In line with our results many of previous studies showed no significant association between PPAR-C1431T polymorphism and obesity [8,33-35]. However, it was suggested that the polymorphism may be a modulator of insulin resistance in especially in T carriers [8]. As such, we also found obese individuals with T allele had lower level of HDL-C than those without T allele and the difference was also significant when adjusted by gender and age. This was inconsistent with the result of Yang’s Chinese population study in which T-allele carriers in metabolic syndrome relatives had higher HDL-C levels [36]. This means T allele may have the potential risk effect from developing obesity which is in conflict with the silent nature of synonymous nucleotide C to T substitution resulting no change in protein sequence. One possible explanation for the impact of this silent polymorphism in PPAR-γ2 activity is that it may be in linkage disequilibrium with another possible variant. However, this needs to be clarified in further studies.

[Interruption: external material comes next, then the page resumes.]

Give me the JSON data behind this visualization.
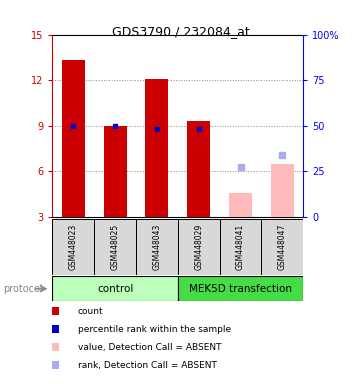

It seems to be hard to explain these discrepancy results in PPAR-γ2 polymorphisms and obesity, but our result may have some explanations; one important reason is that these two polymorphisms are correlated with some markers of obesity, while some are protective and others are harmful. Others, as previously mentioned may be due to differences in ethnicity, geographic region, number of samples, and environment. The small sample size was an important limitation of our study, so some groups had fewer subjects and the statistical power might be insufficient to detect a weak genotype–phenotype association. This may lead to some bias in results. Further research with larger population should be done to confirm the results presented here. The last but not the least, the other variants of this gene may be associated with this phenotype and further studies are needed to clarify the fact that genetic variability in PPAR-γ2 may be associated with the obesity or its related phenotypes
In conclusion PPAR- C1431T and Pro12Ala polymorphisms did not show any significant association with the risk of obesity but Pro12Ala variant genotype was associated with some obesity related phenotypes including higher values of body weight, waist circumference and waist/hip ratio especially in obese subjects. This indicated, individuals carrying the Ala12 risk allele may be more prone to develop obesity. On the other hand individual carrying T allele at the C1431T variant also showed lower level of HDL-C, indicating the T allele may therefore be considered as a predisposing risk factor for obesity. Because of limited sample size, it is clear our findings should be interpreted within the context of its limitations and viewed as a preliminary for future studies in larger sample sizes and different ethnic groups to investigate a more subtle effect of this gene in this serious phenotype.
Authors are very grateful to all participants for taking part in this study, all fieldworkers, data and laboratory staffs.